Królowa Elżbieta II jest wielką fanką psów rasy corgi. Niestety niedawno pożegnała jednego z nich - w maju zmarł jej nowy szczeniak Fergus, którego otrzymała od księcia Andrzeja, kiedy książę Filip przebywał w szpitalu. Syn chciał ją w ten sposób rozweselić, ale piesek żył zaledwie pięć miesięcy. Po wszystkich przeżyciach królowa nie była była w najlepszym nastroju. Na szczęście na jej drodze pojawił się kolejny czworonożny członek rodziny.
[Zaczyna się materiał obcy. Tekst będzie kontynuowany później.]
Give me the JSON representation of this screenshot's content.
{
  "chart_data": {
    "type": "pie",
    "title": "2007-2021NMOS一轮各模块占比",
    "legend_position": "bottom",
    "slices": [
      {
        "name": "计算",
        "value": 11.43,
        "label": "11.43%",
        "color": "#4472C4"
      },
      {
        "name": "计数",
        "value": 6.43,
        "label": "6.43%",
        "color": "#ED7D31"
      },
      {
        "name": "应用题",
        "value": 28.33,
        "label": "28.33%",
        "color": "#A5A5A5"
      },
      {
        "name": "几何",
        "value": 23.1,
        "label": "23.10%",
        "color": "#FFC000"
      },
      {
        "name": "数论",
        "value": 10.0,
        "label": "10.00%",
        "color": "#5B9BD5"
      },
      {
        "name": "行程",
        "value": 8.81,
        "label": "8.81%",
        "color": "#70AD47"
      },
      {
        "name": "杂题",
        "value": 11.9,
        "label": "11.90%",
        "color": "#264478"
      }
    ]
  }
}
95. urodziny królowej Elżbiety były doskonałą okazją do podarowania jej wyjątkowego prezentu. I tym razem książę Andrzej postanowił poprawić matce humor, sprowadzając dla niej nowego szczeniaka. Jak donosi dziennik "The Sun", szczeniak ma sześć tygodni, a jego imię nie jest jeszcze znane. Natomiast przy każdej możliwej okazji królowej towarzyszą dwa inne corgi, szczeniak Muick - którego otrzymała wraz z Fergusem oraz starszy pies Candy. Tego pierwszego nazwała na cześć punktu widokowego Balmoral w Szkocji.
Królowa miała ciężki okres i jest absolutnie zachwycona, że ma nowego corgi. Była zrozpaczona, gdy Fergus nagle zmarł, ale ten nowy pies będzie idealnym towarzyszem dla Muicka w przyszłości - powiedział informator "The Sun".
Teraz jej gromadkę uzupełni nowy szczeniak. Królowa nie kryła radości. Choć książę Andrzej został odsunięty od królewskich obowiązków ze względu na skandale i nie jest już pracującym członkiem rodziny królewskiej, regularnie odwiedza królową Elżbietę i troszczy się o matkę, czego dowodem są jego niedawne prezenty.